The benefits are great, too, including perks such as advance ride booking and restaurant reservations. The MyMagic+ system also allows the brand to create a more seamless experience all-round, with the MagicBand acting as a room key, park ticket, and even an optional payment method.
MyMagic+ also enables Disney to increase levels of personalisation – not only in the messages it sends via the mobile app, but also at particular touchpoints within the park and resort. For example, MyMagic+ members might see their name appear on a screen as they walk by (alongside the caption “it’s a small world”), or a photo taken on a ride might unexpectedly appear on the app (along with the option to buy).
According to reports, the MagicBand system has massively streamlined park logistics, reducing turnstile transaction times by 30% and increasing park capacity at the same time.
Listening to customers
To complete the cycle, Disney uses ‘listening posts’ to assess the customer experience and identify which areas need to be improved upon.
Unlike data which enables the brand to better target and engage consumers, listening posts allow Disney to understand the expectations, needs and wants of visitors. In turn, this can be used to address gaps in customer service or areas where the aforementioned ‘magic’ might be lacking.
Just like the previous example of children being given free queue passes, Disney continuously introduces features to improve the customer experience based on this feedback. For instance, it created subtle ‘Special Assistance’ passes for disabled guests, to take away the need for any potentially intrusive questions. Similarly, after discovering that visitors would often ask about the location of characters, it introduced the CHIP system (which stands for Character Hotline and Information Program) to let visitors find out where they are located at any given time.
Disney is also working to improve the links between its separate Disney Parks and Resorts in Florida. In September, the long-awaited Skyliner system will open, allowing visitors to travel via gondolas between the connect Art of Animation, Pop Century and Caribbean Beach resorts and Disney’s Hollywood Studios and the International Gateway at Epcot.

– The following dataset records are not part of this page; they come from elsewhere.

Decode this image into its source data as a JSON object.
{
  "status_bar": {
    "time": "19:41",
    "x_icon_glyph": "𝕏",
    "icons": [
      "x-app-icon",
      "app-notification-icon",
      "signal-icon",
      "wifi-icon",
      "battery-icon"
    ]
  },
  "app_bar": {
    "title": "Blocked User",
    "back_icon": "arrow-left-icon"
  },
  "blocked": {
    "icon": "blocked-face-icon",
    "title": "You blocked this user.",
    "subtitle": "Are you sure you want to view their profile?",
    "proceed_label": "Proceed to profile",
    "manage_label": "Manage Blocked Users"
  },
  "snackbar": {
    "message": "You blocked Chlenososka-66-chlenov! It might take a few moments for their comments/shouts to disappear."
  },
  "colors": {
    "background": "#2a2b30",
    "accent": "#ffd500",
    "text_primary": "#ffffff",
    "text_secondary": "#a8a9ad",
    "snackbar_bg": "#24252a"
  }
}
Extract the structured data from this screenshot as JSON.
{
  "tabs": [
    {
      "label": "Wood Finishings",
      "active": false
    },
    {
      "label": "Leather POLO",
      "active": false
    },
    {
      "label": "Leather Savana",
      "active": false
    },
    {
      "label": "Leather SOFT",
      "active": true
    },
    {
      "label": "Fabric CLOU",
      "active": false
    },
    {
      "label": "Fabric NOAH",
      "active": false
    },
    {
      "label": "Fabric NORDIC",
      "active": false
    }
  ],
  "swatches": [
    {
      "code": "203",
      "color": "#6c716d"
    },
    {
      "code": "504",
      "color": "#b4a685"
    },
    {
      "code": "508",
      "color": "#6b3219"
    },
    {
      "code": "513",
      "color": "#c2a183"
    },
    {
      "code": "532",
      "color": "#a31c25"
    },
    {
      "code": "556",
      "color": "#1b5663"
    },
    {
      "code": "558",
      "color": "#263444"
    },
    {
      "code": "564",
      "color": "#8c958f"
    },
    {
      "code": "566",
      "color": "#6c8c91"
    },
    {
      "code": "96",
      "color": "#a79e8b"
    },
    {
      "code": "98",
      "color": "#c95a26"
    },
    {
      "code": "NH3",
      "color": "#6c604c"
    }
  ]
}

Instead of making the experience of travelling a chore, the idea is that it will become an impressive experience in itself, allowing visitors to enjoy the sights below.
This is just one part of Disney’s hefty expansion plans, which also include a number of new rides based around Disney franchises, such as Frozen and Marvel. Overall, Disney is reportedly set to invest $24 billion on new hotels and attractions over the next five years.
Whether it’s in the little service-based details or big park upgrades, Disney is an example of a company that continuously works on improving its customer experience.